TRIBUNTRAVEL.COM - Hujan deras melanda Solo cukup lama, Selasa (11/8/2020).
Fenomena ini pun menjadi rasan-rasan warga Solo, karena hujan turun di masa kemarau.
Benarkan musim penghujan kembali datang?
Fenomena hujan ini, menurut BMKG, terjadi di Yogyakarta dan Jawa Tengah.
Berdasarkan hasil pemutakhiran citra radar cuaca di wilayah DIY, Badan Meteorologi Klimatologi dan Geofisika (BMKG) Yogyakarta mengatakan hujan dengan intensitas ringan terjadi di sebagian besar area Kulon Progo, Sleman, Kota Yogyakarta serta Bantul dan Gunungkidul bagian utara.
"Intensitasnya sedang ringan yakni 15-40 mm. Ini biasa terjadi di sela musim kemarau," jelas Kepala BMKG Stasiun Geofisika Sleman, Agus Riyanto dikonfirmasi.
Agus menjelaskan, kondisi demikian diprakirakan akan bertahan selama satu hingga dua hari ke depan.
Sebabnya, terdapat gangguan cuaca yang bersifat sementara dikarenakan adanya konvergensi atau perlambatan kecepatan arah angin di wilayah Jawa.
"Diperkirakan hanya bertahan 1 - 2 hari saja. Ini hanya gangguan cuaca sesaat akibat konvergensi (belokan dan perlambatan kecepatan angin) di wilayah Jawa," terangnya.
Sebelumnya, BMKG Stasiun Klimatologi DIY menyebut dalam 2-3 hari ke depan, suhu minimum di wilayah DIY pada malam hingga pagi hari mencapai 20-22 Celcius.
Sedangkan, siang hari suhu maksimum mencapai hanya berkisar 29-31 Celcius.

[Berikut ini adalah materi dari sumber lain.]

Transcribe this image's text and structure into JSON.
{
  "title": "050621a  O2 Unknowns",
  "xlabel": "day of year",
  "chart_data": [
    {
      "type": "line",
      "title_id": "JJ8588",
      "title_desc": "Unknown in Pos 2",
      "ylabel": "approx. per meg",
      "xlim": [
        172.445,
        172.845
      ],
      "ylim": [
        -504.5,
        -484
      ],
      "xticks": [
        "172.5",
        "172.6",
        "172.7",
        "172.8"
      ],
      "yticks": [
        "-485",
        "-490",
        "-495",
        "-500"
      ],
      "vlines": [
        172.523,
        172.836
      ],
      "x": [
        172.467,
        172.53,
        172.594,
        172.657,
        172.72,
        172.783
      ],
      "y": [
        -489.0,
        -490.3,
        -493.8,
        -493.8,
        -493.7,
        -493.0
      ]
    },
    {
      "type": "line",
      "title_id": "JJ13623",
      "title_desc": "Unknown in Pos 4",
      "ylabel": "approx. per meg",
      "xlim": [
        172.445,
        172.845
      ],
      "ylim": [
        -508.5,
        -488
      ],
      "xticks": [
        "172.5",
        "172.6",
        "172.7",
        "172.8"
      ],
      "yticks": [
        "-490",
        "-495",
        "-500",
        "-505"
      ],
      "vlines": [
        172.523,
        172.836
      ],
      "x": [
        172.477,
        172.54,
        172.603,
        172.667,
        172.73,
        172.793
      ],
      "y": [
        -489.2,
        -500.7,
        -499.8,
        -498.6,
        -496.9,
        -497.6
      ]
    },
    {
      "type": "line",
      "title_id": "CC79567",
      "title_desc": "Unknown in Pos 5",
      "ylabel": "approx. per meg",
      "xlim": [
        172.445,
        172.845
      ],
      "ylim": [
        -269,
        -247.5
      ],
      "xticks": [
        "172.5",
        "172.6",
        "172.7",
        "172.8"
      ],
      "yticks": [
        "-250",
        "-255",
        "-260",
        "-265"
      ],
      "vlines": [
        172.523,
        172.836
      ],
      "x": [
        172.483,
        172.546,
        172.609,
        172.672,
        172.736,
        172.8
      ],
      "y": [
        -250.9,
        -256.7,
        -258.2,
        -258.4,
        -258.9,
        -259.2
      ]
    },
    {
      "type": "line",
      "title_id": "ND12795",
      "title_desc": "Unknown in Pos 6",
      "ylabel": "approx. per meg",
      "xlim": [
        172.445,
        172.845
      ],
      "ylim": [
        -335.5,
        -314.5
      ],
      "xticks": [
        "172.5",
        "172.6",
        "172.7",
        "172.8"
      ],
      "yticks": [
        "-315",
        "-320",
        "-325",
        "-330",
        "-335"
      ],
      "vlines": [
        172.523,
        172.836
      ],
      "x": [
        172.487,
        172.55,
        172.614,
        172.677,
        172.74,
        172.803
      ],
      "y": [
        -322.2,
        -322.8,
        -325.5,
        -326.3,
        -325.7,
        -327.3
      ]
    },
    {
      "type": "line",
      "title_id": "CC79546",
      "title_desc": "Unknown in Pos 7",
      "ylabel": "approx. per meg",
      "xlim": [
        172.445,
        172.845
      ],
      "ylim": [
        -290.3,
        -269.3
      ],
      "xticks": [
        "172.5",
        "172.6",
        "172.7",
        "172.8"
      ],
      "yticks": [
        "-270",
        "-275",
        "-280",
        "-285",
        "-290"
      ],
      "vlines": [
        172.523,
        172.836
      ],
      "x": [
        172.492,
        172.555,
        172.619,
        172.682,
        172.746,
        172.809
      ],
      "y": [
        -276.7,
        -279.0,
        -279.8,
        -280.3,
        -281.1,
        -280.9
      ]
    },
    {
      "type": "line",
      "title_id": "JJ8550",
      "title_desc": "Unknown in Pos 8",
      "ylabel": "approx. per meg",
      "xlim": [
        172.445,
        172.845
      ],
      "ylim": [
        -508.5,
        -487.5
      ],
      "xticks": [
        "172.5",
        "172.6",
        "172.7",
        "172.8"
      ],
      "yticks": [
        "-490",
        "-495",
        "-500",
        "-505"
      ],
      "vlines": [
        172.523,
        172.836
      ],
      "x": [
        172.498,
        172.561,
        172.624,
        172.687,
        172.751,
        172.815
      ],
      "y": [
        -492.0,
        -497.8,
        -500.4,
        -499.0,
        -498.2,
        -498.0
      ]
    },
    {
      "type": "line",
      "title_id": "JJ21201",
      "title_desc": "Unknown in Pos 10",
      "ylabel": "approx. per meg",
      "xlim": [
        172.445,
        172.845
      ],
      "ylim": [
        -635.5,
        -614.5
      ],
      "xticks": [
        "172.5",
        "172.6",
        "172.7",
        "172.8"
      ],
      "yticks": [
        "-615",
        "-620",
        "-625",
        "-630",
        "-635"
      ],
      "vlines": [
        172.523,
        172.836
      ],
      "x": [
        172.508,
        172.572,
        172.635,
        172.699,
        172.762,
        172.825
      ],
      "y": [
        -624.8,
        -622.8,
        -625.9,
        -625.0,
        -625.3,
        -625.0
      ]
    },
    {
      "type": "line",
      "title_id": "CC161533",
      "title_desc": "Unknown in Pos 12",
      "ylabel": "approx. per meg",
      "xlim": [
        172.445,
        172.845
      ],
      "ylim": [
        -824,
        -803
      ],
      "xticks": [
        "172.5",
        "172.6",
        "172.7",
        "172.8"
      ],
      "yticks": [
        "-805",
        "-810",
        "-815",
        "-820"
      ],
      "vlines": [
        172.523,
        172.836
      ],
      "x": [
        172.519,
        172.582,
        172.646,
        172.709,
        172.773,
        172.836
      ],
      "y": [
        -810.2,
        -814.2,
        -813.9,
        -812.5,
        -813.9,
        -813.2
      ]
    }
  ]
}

Kepala kelompok data dan informasi Stasiun Klimatologi DIY, Etik Setyaningrum mengatakan, jika suhu dingin dan kering yang dirasakan oleh sebagian besar masyarakat saat ini merupakan dampak dari intrusi atau bertiupnya angin yang berasal dari Australia (monsoon dingin Australia).
"Di mana saat ini di benua Australia sedang memasuki musim dingin.

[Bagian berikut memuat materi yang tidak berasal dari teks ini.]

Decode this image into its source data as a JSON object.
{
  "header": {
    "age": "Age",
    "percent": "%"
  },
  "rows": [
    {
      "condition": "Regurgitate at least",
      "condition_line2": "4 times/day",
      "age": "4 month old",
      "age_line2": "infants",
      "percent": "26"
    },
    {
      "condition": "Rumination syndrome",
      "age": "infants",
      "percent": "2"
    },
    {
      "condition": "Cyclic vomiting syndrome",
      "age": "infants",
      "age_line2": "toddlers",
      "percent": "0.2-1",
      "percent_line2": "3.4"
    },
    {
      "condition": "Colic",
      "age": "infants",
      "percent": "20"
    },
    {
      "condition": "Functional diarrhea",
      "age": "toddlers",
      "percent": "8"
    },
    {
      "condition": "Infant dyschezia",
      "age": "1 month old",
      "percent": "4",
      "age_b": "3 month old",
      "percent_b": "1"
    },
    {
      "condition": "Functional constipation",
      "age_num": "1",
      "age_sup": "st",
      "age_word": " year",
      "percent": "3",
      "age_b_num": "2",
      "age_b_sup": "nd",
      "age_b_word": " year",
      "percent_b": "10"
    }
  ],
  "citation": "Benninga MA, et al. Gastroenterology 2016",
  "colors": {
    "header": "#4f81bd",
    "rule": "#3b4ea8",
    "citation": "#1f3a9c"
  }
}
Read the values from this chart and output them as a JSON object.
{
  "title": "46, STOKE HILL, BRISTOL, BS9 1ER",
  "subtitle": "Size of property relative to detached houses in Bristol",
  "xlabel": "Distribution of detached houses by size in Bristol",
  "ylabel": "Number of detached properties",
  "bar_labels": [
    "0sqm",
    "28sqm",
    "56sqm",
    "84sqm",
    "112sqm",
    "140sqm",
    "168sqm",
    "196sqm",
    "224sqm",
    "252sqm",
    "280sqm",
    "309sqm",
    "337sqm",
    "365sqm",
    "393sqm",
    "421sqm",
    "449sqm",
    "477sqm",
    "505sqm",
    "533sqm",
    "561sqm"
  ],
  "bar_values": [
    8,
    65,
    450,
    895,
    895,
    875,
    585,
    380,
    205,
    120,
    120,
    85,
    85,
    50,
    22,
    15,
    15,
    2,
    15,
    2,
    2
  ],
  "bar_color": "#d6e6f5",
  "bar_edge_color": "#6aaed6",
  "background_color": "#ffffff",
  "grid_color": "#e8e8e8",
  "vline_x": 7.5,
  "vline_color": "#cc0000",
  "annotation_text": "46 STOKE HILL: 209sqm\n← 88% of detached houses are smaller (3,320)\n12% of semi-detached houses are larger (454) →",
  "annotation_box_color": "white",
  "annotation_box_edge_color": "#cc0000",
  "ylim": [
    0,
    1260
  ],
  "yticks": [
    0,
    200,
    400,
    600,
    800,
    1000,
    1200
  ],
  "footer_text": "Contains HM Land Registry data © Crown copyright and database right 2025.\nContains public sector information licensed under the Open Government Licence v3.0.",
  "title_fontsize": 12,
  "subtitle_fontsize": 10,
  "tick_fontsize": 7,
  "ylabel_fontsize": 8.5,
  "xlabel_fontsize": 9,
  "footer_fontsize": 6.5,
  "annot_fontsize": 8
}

Intrusi angin dingin (monsoon dingin Australia) yang berasal dari Australia ini berdampak pada temperatur yang terasa dingin terutama di wilayah bagian selatan Indonesia termasuk Jogja," ujar Etik.

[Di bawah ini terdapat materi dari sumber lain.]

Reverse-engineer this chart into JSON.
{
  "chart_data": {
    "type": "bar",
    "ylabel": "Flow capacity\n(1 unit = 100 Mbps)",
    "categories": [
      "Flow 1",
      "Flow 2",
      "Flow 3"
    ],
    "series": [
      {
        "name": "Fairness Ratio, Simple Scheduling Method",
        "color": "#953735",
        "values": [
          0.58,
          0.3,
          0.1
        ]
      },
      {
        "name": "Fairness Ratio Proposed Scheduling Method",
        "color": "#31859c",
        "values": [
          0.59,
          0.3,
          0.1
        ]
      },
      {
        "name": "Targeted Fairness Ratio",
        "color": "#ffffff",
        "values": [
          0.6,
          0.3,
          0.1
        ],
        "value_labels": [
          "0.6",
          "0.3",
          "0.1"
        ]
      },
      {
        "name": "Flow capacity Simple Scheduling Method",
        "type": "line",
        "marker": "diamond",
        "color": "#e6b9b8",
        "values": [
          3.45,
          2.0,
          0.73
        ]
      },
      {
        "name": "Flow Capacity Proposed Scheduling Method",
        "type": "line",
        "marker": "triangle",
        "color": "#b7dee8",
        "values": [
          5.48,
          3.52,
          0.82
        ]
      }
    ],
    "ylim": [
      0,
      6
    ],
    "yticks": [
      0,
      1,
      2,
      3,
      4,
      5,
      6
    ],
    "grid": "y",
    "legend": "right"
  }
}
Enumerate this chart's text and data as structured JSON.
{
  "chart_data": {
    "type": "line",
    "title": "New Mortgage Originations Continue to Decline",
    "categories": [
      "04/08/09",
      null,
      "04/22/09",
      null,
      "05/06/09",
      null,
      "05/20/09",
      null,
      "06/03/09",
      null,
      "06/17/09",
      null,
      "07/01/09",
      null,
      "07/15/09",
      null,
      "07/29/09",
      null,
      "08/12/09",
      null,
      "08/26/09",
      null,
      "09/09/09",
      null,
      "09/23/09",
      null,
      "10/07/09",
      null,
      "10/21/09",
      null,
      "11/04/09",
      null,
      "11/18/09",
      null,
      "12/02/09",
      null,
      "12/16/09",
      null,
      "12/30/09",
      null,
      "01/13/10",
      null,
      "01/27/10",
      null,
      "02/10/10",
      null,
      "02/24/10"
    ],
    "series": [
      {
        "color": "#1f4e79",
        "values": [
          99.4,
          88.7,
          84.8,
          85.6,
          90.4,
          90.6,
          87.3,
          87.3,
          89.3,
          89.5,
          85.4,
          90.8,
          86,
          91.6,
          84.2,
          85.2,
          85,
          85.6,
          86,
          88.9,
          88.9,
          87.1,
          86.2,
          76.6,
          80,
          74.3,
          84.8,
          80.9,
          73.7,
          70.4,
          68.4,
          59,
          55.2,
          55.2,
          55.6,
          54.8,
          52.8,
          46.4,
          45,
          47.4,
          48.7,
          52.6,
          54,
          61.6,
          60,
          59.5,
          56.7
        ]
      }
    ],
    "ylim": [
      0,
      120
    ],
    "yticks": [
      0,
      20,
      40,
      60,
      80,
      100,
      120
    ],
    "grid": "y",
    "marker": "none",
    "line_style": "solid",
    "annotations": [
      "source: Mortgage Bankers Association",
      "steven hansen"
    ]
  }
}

Intrusi angin dingin Australia ini di samping sifatnya dingin juga bersifat kering karena kandungan uap air sangat rendah. Sehingga, pertumbuhan awan saat ini juga sangat kecil terjadi.
"Dengan kurangnya tutupan atau pembentukan awan, berdampak pula pada radiasi balik bumi ke atmosfer dengan cepat keluar dari bumi, akibatnya temperatur di bumi menjadi cepat dingin," sambung Etik.
Di sisi lain, wilayah Jawa Tengah sudah memasuki masa musim kemarau pada Mei 2020 lalu.
Kepala Seksi Data dan Informasi BMKG Stasiun Klimatologi Semarang Iis Widya Harmoko mengatakan bahwa menjelang dan pada puncak musim kemarau, langit pada umumnya cerah atau hampir tidak ada awan pada sepanjang hari.
Kondisi tersebut menyebabkan energi matahari tidak banyak mengalami halangan untuk masuk permukaan bumi sehingga suhu pada siang hari menjadi terasa lebih hangat.
“Beberapa hari belakangan (langit) hampir tidak ada awan, clear. Ketika tidak ada perawanan, energi masuk tanpa menghalangi sehingga udara terasa panas dan kering,” ungkapnya ketika dihubungi Tribunjateng.com, Minggu (26/7/2020).
Sedangkan pada malam hari energi yang diserap akan dilepaskan kembali langit dan bisa berlangsung lebih maksimal karena langit yang cerah.
Dengan begitu udara menjadi terasa lebih dingin dibanding musim sebelumnya.
“Pelepasan energi matahari yang terserap oleh bumi pada malam hingga dini harinya tidak terhalangi awan, itulah kenapa udara menjadi dingin,” imbuhnya.
Ia juga menjelaskan mengapa saat mendung atau langit berawan tebal suhu udara justru terasa lebih hangat.
“Energi matahari saat dilepaskan bumi ada yang terhalangi awan kemudian ada yang memantul kembali ke bawah.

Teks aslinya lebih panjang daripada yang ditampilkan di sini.